A equipe brasileira de paraciclismo encerrou sua participação na etapa de Gistel, na Bélgica, da Copa do Mundo de Estrada com um desempenho notável, acumulando um total de sete medalhas. O ponto alto da competição foi a conquista da medalha de ouro pelo paulista Lauro Chaman, que demonstrou supremacia em sua categoria, consolidando o potencial do país no cenário internacional da modalidade. Além do pódio mais alto, o Brasil assegurou outras seis medalhas de prata, evidenciando a força e a consistência de seus atletas em diversas classes e provas.
Ouro Inédito para Lauro Chaman Rumo a Paris 2024
O último dia de disputas na Bélgica foi coroado com a vitória expressiva de Lauro Chaman na prova de 80,4 quilômetros da classe MC5, destinada a atletas que utilizam bicicletas convencionais. O ciclista, já garantido como representante brasileiro nos Jogos Paralímpicos de Paris 2024, cruzou a linha de chegada com o tempo imponente de 1h48min09s. Chaman deixou para trás concorrentes de peso, superando o holandês Daniel Abraham Gebru, que ficou com a prata, e o ucraniano Yehor Dementyev, medalhista de bronze. Sua performance não apenas garantiu o topo do pódio, mas também reafirmou sua condição de um dos principais nomes do paraciclismo mundial.
Destaque Feminino: Pratas de Victória Barbosa, Gilmara do Rosário e Jéssica Ferreira
As atletas brasileiras também foram protagonistas em Gistel, adicionando importantes medalhas de prata ao currículo nacional. Na mesma sexta-feira em que Chaman subiu ao pódio, a paranaense Victória Barbosa conquistou a prata na prova feminina de 49,8 quilômetros pela classe C1, com bicicletas convencionais, sendo superada apenas pela chinesa Wangwei Qian. As ciclistas Gilmara do Rosário e Jéssica Ferreira demonstraram grande resiliência ao longo da semana, garantindo múltiplas pratas para o Brasil.
Gilmara do Rosário, competindo na classe H2 (handbikes), teve um desempenho notável na quinta-feira, 30 de maio, ao conquistar duas medalhas de prata: uma na prova de contrarrelógio e outra na disputa de resistência, que cobriu um percurso de 29,4 quilômetros. Na prova de resistência, seu tempo de 1h30min34s a colocou em segundo lugar, atrás da tailandesa Patcharapha Seesen, com a britânica Marina Logacheva completando o pódio. Jéssica Ferreira, por sua vez, também brilhou com duas pratas: uma na prova de contrarrelógio da classe H3, conquistada já na terça-feira, 28 de maio, e outra na disputa de resistência da mesma classe na quinta-feira, 30 de maio, onde percorreu 49,8 quilômetros em 1h29min24s, sendo superada pela francesa Anaïs Vincent.

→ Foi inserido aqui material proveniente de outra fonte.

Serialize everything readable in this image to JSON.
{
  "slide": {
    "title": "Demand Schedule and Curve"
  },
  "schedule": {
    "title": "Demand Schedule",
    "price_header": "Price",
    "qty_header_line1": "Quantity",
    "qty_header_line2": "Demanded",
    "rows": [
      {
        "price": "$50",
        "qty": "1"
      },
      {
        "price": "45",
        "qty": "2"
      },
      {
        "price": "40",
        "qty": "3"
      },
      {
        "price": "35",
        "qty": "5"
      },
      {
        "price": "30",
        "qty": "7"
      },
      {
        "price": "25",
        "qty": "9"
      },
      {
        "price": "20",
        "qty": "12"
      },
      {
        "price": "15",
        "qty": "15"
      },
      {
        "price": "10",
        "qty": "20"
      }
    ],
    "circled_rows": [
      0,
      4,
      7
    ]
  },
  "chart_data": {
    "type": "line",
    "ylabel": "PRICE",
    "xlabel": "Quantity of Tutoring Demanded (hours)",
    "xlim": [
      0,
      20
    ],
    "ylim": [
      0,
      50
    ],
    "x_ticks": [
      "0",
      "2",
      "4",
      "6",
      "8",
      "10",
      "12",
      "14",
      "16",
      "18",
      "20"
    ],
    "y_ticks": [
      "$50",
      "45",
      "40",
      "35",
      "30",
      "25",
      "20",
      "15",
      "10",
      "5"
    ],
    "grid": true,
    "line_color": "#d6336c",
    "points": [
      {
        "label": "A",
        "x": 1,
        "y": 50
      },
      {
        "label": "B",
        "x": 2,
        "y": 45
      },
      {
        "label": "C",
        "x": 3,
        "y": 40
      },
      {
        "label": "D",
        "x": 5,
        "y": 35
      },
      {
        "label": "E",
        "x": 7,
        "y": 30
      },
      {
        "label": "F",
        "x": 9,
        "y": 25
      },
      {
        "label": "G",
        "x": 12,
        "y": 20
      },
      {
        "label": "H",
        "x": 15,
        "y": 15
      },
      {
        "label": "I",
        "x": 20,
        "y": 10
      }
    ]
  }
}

Balanço Final e Próximos Desafios no Calendário Internacional
Com um ouro e seis pratas, o Brasil consolidou sua posição como uma potência no paraciclismo mundial nesta etapa da Copa. A delegação contou com 14 atletas e um piloto, todos empenhados em representar o país com excelência. Os resultados alcançados em Gistel servem de motivação e preparação para os próximos compromissos da temporada. A caravana do paraciclismo já se prepara para o próximo desafio da Copa do Mundo, que terá início na quinta-feira, 7 de junho, na cidade de Abruzzo, na Itália, onde os atletas brasileiros buscarão novas conquistas e aprimoramento contínuo em suas performances.
O desempenho em Gistel reforça a expectativa em torno dos ciclistas brasileiros, especialmente com a proximidade dos Jogos Paralímpicos de Paris 2024. As medalhas e a experiência adquirida nestas etapas da Copa do Mundo são cruciais para o desenvolvimento e o fortalecimento do paraciclismo nacional, pavimentando o caminho para futuras glórias e a representação de alto nível em grandes eventos esportivos.